Brad Taylor, a former U.S. Army Special Forces lieutenant colonel and New York Times bestselling author, will discuss the craft behind his 20th Pike Logan novel, Shadow Strike, during the library’s online author talk on April 14, from 4:00 p.m. to 5:00 p.m. The book, published by William Morrow, is set for release on April 21 — one week after the talk. The event is part of the Library Speakers Consortium, a national partnership of libraries that brings author talks to local communities at no cost.
Taylor served 21 years in the Army, including eight in 1st Special Forces Operational Detachment-Delta — the elite unit commonly known as Delta Force — where he commanded multiple troops and a squadron, according to his official biography. He participated in Operation Enduring Freedom and Operation Iraqi Freedom, along with other operations he describes only as “classified.” He retired in 2010, and his final military post was as assistant professor of military science at The Citadel in Charleston, South Carolina.

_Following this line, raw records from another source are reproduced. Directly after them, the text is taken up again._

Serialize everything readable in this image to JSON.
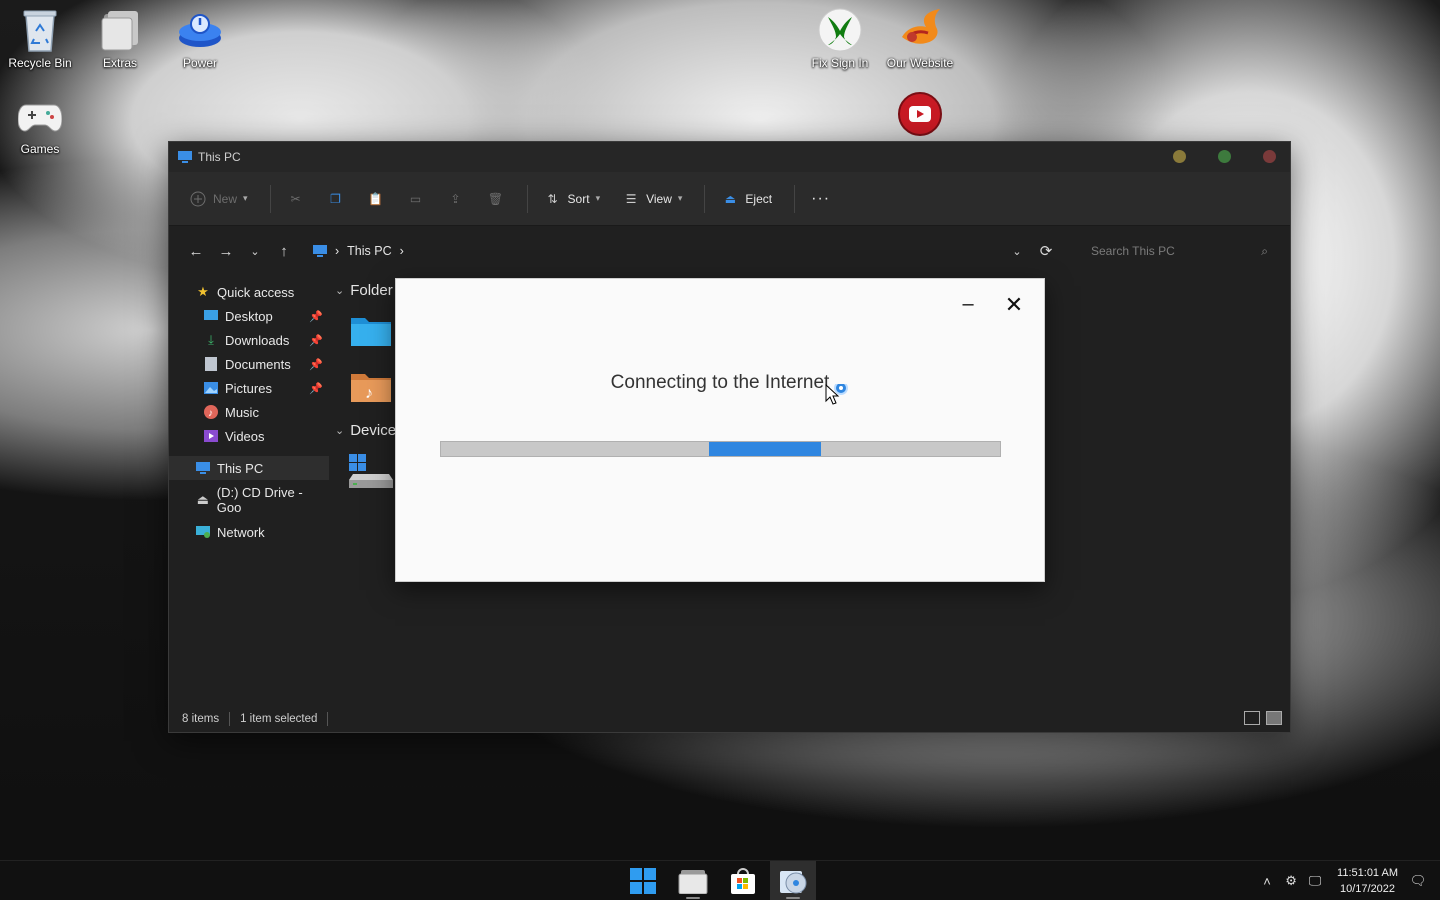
{
  "desktop": {
    "icons": [
      {
        "name": "recycle-bin",
        "label": "Recycle Bin"
      },
      {
        "name": "extras",
        "label": "Extras"
      },
      {
        "name": "power",
        "label": "Power"
      },
      {
        "name": "games",
        "label": "Games"
      },
      {
        "name": "fix-sign-in",
        "label": "Fix Sign In"
      },
      {
        "name": "our-website",
        "label": "Our Website"
      }
    ]
  },
  "explorer": {
    "title": "This PC",
    "toolbar": {
      "new_label": "New",
      "sort_label": "Sort",
      "view_label": "View",
      "eject_label": "Eject",
      "more_label": "···"
    },
    "address": {
      "crumb": "This PC",
      "search_placeholder": "Search This PC"
    },
    "nav": {
      "quick_access": "Quick access",
      "items": [
        {
          "label": "Desktop",
          "pinned": true
        },
        {
          "label": "Downloads",
          "pinned": true
        },
        {
          "label": "Documents",
          "pinned": true
        },
        {
          "label": "Pictures",
          "pinned": true
        },
        {
          "label": "Music",
          "pinned": false
        },
        {
          "label": "Videos",
          "pinned": false
        }
      ],
      "this_pc": "This PC",
      "cd_drive": "(D:) CD Drive - Goo",
      "network": "Network"
    },
    "content": {
      "folders_header": "Folder",
      "devices_header": "Device"
    },
    "status": {
      "items": "8 items",
      "selected": "1 item selected"
    }
  },
  "dialog": {
    "message": "Connecting to the Internet",
    "minimize_label": "–",
    "close_label": "✕",
    "progress_start": 0.48,
    "progress_end": 0.68
  },
  "taskbar": {
    "time": "11:51:01 AM",
    "date": "10/17/2022"
  },
  "colors": {
    "accent": "#2f86e0",
    "window_bg": "#202020",
    "dialog_bg": "#fafafa"
  }
}
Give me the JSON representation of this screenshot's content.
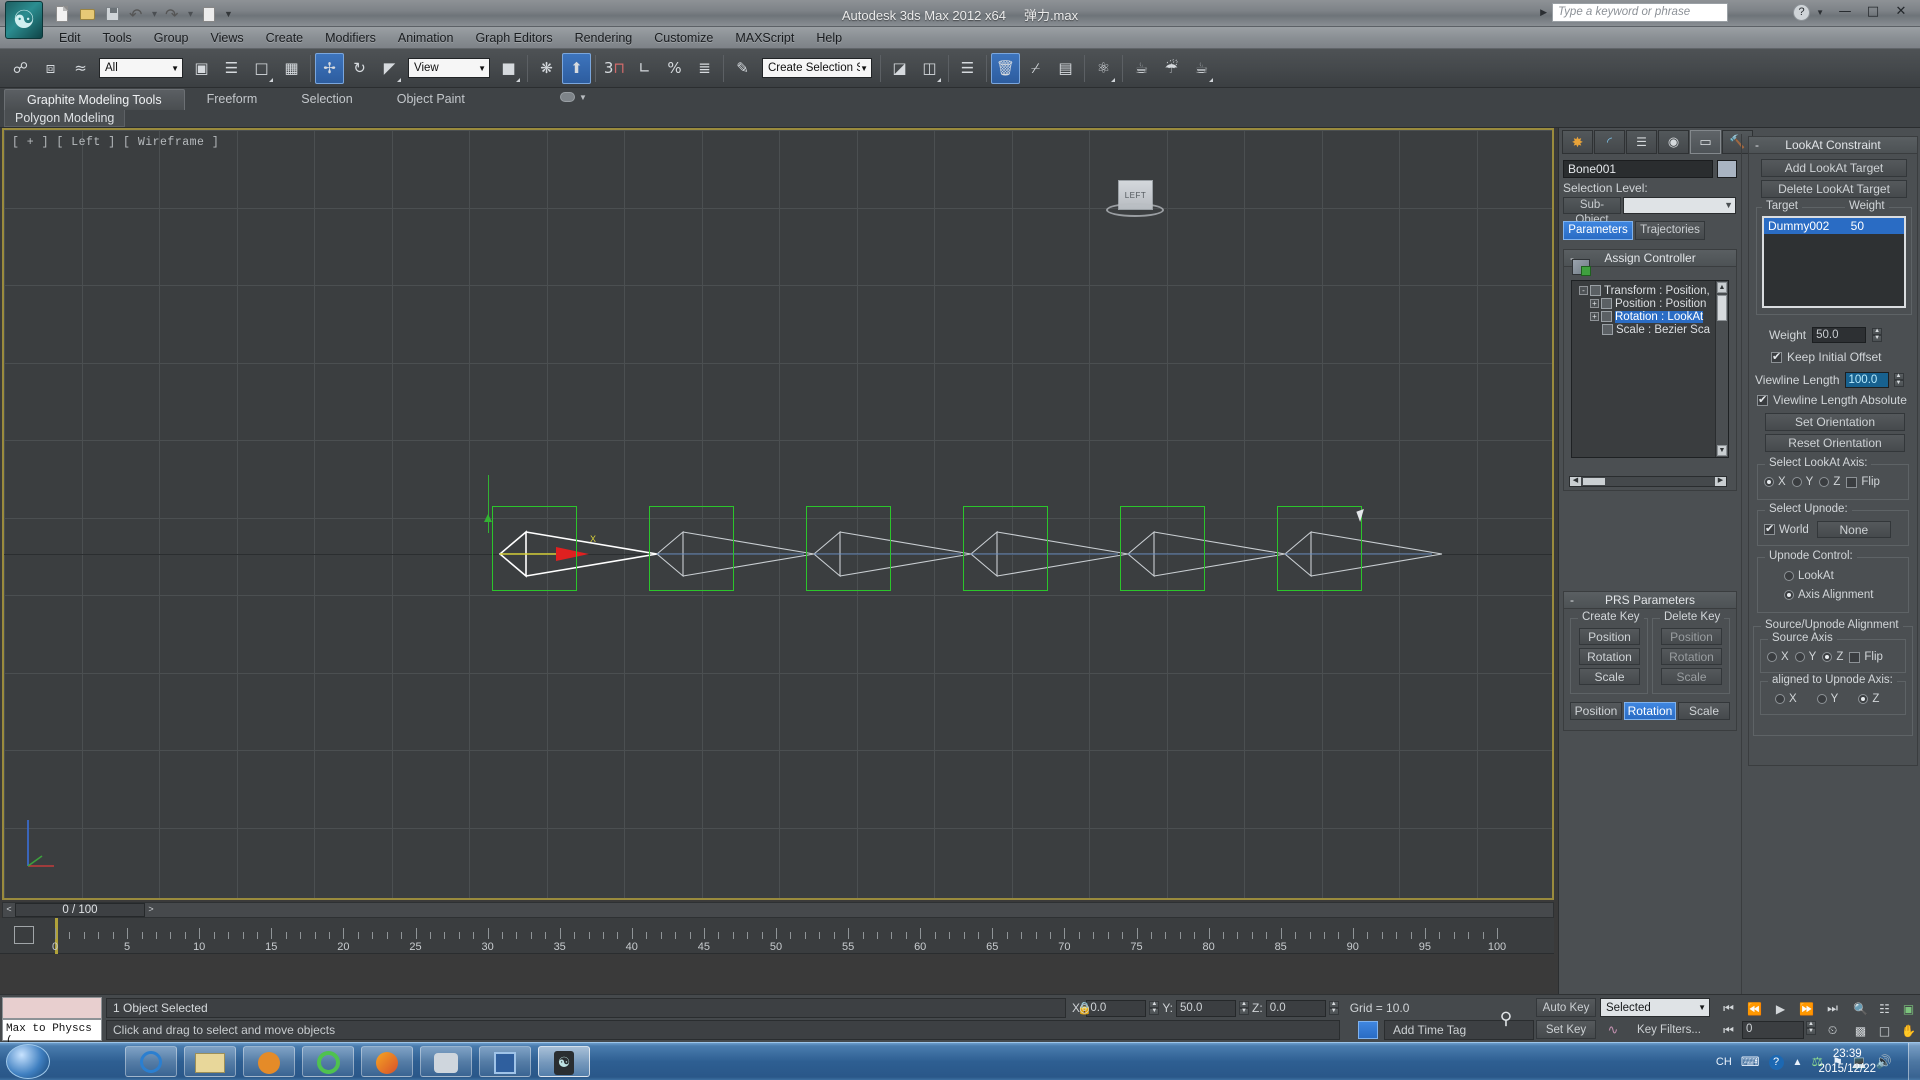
{
  "window": {
    "title": "Autodesk 3ds Max  2012 x64",
    "filename": "弹力.max",
    "search_placeholder": "Type a keyword or phrase",
    "minimize": "—",
    "maximize": "□",
    "close": "✕",
    "help": "?"
  },
  "quick_access": [
    "new-icon",
    "open-icon",
    "save-icon",
    "undo-icon",
    "redo-icon",
    "set-project-icon",
    "customize-qat-icon"
  ],
  "menu": [
    "Edit",
    "Tools",
    "Group",
    "Views",
    "Create",
    "Modifiers",
    "Animation",
    "Graph Editors",
    "Rendering",
    "Customize",
    "MAXScript",
    "Help"
  ],
  "toolbar": {
    "selection_filter": "All",
    "reference_coord": "View",
    "named_selection_sets": "Create Selection Set",
    "buttons": [
      "select-and-link-icon",
      "unlink-selection-icon",
      "bind-to-space-warp-icon",
      "select-object-icon",
      "select-by-name-icon",
      "rectangular-selection-region-icon",
      "window-crossing-icon",
      "select-and-move-icon",
      "select-and-rotate-icon",
      "select-and-scale-icon",
      "use-pivot-point-center-icon",
      "select-and-manipulate-icon",
      "snaps-toggle-icon",
      "angle-snap-toggle-icon",
      "percent-snap-toggle-icon",
      "spinner-snap-toggle-icon",
      "edit-named-selection-sets-icon",
      "mirror-icon",
      "align-icon",
      "layer-manager-icon",
      "graphite-toggle-icon",
      "curve-editor-icon",
      "schematic-view-icon",
      "material-editor-icon",
      "render-setup-icon",
      "rendered-frame-window-icon",
      "render-production-icon"
    ]
  },
  "ribbon": {
    "tabs": [
      "Graphite Modeling Tools",
      "Freeform",
      "Selection",
      "Object Paint"
    ],
    "selected_tab": "Graphite Modeling Tools",
    "subbar": "Polygon Modeling"
  },
  "viewport": {
    "label": "[ + ] [ Left ] [ Wireframe ]",
    "viewcube_face": "LEFT",
    "bone_count": 6,
    "axis_label_x": "X"
  },
  "command_panel": {
    "tabs": [
      "create-tab-icon",
      "modify-tab-icon",
      "hierarchy-tab-icon",
      "motion-tab-icon",
      "display-tab-icon",
      "utilities-tab-icon"
    ],
    "selected_tab_index": 4,
    "object_name": "Bone001",
    "selection_level_label": "Selection Level:",
    "sub_object_button": "Sub-Object",
    "sub_object_value": "",
    "param_tabs": [
      "Parameters",
      "Trajectories"
    ],
    "param_tab_selected": "Parameters",
    "assign_controller": {
      "title": "Assign Controller",
      "minus": "-",
      "tree": [
        {
          "label": "Transform : Position,",
          "expander": "-",
          "depth": 0,
          "selected": false
        },
        {
          "label": "Position : Position",
          "expander": "+",
          "depth": 1,
          "selected": false
        },
        {
          "label": "Rotation : LookAt",
          "expander": "+",
          "depth": 1,
          "selected": true
        },
        {
          "label": "Scale : Bezier Sca",
          "expander": "",
          "depth": 1,
          "selected": false
        }
      ]
    },
    "prs": {
      "title": "PRS Parameters",
      "minus": "-",
      "create_key_title": "Create Key",
      "delete_key_title": "Delete Key",
      "create_key": [
        "Position",
        "Rotation",
        "Scale"
      ],
      "delete_key": [
        "Position",
        "Rotation",
        "Scale"
      ],
      "mode_buttons": [
        "Position",
        "Rotation",
        "Scale"
      ],
      "mode_selected": "Rotation"
    }
  },
  "lookat": {
    "title": "LookAt Constraint",
    "minus": "-",
    "add_target": "Add LookAt Target",
    "delete_target": "Delete LookAt Target",
    "col_target": "Target",
    "col_weight": "Weight",
    "targets": [
      {
        "name": "Dummy002",
        "weight": "50",
        "selected": true
      }
    ],
    "weight_label": "Weight",
    "weight_value": "50.0",
    "keep_initial_offset_label": "Keep Initial Offset",
    "keep_initial_offset": true,
    "viewline_length_label": "Viewline Length",
    "viewline_length_value": "100.0",
    "viewline_absolute_label": "Viewline Length Absolute",
    "viewline_absolute": true,
    "set_orientation": "Set Orientation",
    "reset_orientation": "Reset Orientation",
    "select_lookat_axis_title": "Select LookAt Axis:",
    "lookat_axes": [
      "X",
      "Y",
      "Z"
    ],
    "lookat_axis_selected": "X",
    "lookat_flip_label": "Flip",
    "lookat_flip": false,
    "select_upnode_title": "Select Upnode:",
    "world_label": "World",
    "world_checked": true,
    "upnode_none": "None",
    "upnode_control_title": "Upnode Control:",
    "upnode_control_options": [
      "LookAt",
      "Axis Alignment"
    ],
    "upnode_control_selected": "Axis Alignment",
    "source_upnode_title": "Source/Upnode Alignment",
    "source_axis_title": "Source Axis",
    "source_axes": [
      "X",
      "Y",
      "Z"
    ],
    "source_axis_selected": "Z",
    "source_flip_label": "Flip",
    "source_flip": false,
    "aligned_title": "aligned to Upnode Axis:",
    "aligned_axes": [
      "X",
      "Y",
      "Z"
    ],
    "aligned_axis_selected": "Z"
  },
  "timeline": {
    "frame_readout": "0 / 100",
    "prev_arrow": "<",
    "next_arrow": ">",
    "range_start": 0,
    "range_end": 100,
    "labels": [
      0,
      5,
      10,
      15,
      20,
      25,
      30,
      35,
      40,
      45,
      50,
      55,
      60,
      65,
      70,
      75,
      80,
      85,
      90,
      95,
      100
    ],
    "current_frame": 0
  },
  "status": {
    "maxscript_mini_listener": "Max to Physcs (",
    "selection_text": "1 Object Selected",
    "prompt_text": "Click and drag to select and move objects",
    "lock_icon": "lock-selection-icon",
    "coord_icon": "absolute-relative-transform-icon",
    "x_label": "X:",
    "x_value": "0.0",
    "y_label": "Y:",
    "y_value": "50.0",
    "z_label": "Z:",
    "z_value": "0.0",
    "grid_text": "Grid = 10.0",
    "add_time_tag": "Add Time Tag",
    "key_mode_icon": "key-mode-toggle-icon"
  },
  "animation": {
    "auto_key": "Auto Key",
    "set_key": "Set Key",
    "key_filter_set": "Selected",
    "key_filters": "Key Filters...",
    "current_frame_field": "0",
    "playback_buttons": [
      "go-to-start-icon",
      "previous-frame-icon",
      "play-animation-icon",
      "next-frame-icon",
      "go-to-end-icon"
    ],
    "viewport_nav": [
      "zoom-icon",
      "zoom-all-icon",
      "zoom-extents-icon",
      "zoom-region-icon",
      "field-of-view-icon",
      "pan-view-icon",
      "orbit-icon",
      "maximize-viewport-toggle-icon"
    ]
  },
  "taskbar": {
    "start": "windows-start-orb",
    "items": [
      "internet-explorer-icon",
      "windows-explorer-icon",
      "media-player-icon",
      "browser-icon",
      "firefox-like-icon",
      "image-tool-icon",
      "film-tool-icon",
      "3dsmax-icon"
    ],
    "tray": [
      "CH",
      "keyboard-icon",
      "help-icon",
      "expand-tray-icon",
      "usb-icon",
      "network-icon",
      "sound-icon"
    ],
    "time": "23:39",
    "date": "2015/12/22"
  }
}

That background is the engine of the Pike Logan series, which Taylor launched in 2011 with his debut novel, One Rough Man. The series had sold nearly three million copies as of 2022, according to Charleston Magazine.
“Everyone told me to just write what I know, and I was in special operations doing counterterrorism stuff for 22 years, so that’s what Pike does,” Taylor said in an interview with Charleston Magazine.
Shadow Strike, the latest installment, follows Pike Logan as he tracks a former adversary — an assassin known as “the Ghost” — through a plot involving rogue Iranian officials and an operation spanning from Argentina to the American heartland, according to the publisher’s description.
In a March 2026 interview with Mystery Center, Taylor said real-world events regularly outpace what he considers plausible for fiction. He pointed to the Hezbollah pager attacks and Ukraine’s drone operations as examples of real events he would have considered too far-fetched for a novel.
The talk, titled “On Writing Action-Packed and Suspenseful Spycraft with Brad Taylor,” will include a moderated conversation and a live question-and-answer session, according to the Library Speakers Consortium listing. Attendees can submit questions in advance during registration.
The event is free and open to adults. Registration is available at libraryc.org/pasadenalibrary/146236. A recorded version will be available after the live session for those who cannot attend at the scheduled time.
“I never thought I would be published; it was just something I wanted to do,” Taylor said in an interview with The Big Thrill. Twenty books later, the former soldier who once thought his first novel would sit on a bedside table is discussing his craft with library patrons across the country — including, next Tuesday, in Pasadena.